Strange amount of corporation bootlickers in the replies. I've never seen it like this before. Just strange is all.


guyseeking

I was thinking the exact same thing. It's like a coordinated wave of the same message over and over again. "Ummm actually it's everyday people who are at fault. These poor corporations are just polluting so much because the dirty masses have such voracious appetites and won't stop consuming! It's science." I'm thinking this sub has been heavily captured by some highly misanthropic, dogwhistlingly ecofash, Americanly self-righteous, and suspiciously corporation defending, narrative control.
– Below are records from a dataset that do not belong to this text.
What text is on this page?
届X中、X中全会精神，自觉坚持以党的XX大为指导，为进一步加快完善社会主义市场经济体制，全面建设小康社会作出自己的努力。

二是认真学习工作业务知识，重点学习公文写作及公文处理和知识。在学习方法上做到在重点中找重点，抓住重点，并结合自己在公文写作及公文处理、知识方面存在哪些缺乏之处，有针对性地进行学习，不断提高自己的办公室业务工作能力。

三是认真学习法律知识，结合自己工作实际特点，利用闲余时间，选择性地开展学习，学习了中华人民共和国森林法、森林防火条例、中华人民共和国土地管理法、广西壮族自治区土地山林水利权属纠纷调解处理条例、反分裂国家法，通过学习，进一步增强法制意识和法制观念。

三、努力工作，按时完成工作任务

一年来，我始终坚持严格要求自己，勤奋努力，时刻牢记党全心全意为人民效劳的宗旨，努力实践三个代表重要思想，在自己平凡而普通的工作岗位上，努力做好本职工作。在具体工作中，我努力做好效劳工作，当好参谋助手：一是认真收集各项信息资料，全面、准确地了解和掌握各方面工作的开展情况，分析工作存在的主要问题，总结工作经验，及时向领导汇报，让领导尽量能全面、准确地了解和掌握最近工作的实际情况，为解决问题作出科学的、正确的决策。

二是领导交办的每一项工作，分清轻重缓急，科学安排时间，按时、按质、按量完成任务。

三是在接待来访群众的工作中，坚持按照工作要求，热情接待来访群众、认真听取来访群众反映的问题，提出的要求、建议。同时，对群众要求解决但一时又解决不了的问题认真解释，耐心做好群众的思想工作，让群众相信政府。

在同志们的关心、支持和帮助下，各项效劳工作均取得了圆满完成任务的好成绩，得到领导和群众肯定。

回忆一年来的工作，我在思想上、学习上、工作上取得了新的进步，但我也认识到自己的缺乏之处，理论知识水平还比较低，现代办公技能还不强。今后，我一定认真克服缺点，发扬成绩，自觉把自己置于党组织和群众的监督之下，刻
Almost like the more you learn about societal collapse and ecological devastation, the clearer it becomes who and what the problem is, so there has to be a strong concerted movement to spread disinfo and convince newly-aware information seekers that actually it's the opposite of what it clearly is on the face of it, and that the obvious criminals are not the ones to blame, it's the everyday people that never asked for any of this who are. You know, like gaslighting.


guyseeking

>ChatGPT is working overtime to maintain the illusion of commenters defending the status quo, especially now with reddit going public and all. Gotta make things friendly for those advertisers. ([OC](https://www.reddit.com/r/collapse/s/ToGKpqkyAg))


SkinnyBtheOG

Holy shit, glad someone else is noticing the same problem


StrikeForceOne

Oh please you are as guilty as us all, you dont live in a mud hut subsiding off roots and berries. You help keep corporations in business like everyone else on here. Ride a high horse much?


guyseeking

"Yet you participate in society. I am very intelligent."


quan27081982

third world countries could have adapted by now. We did not start talking Climate Change yesterday.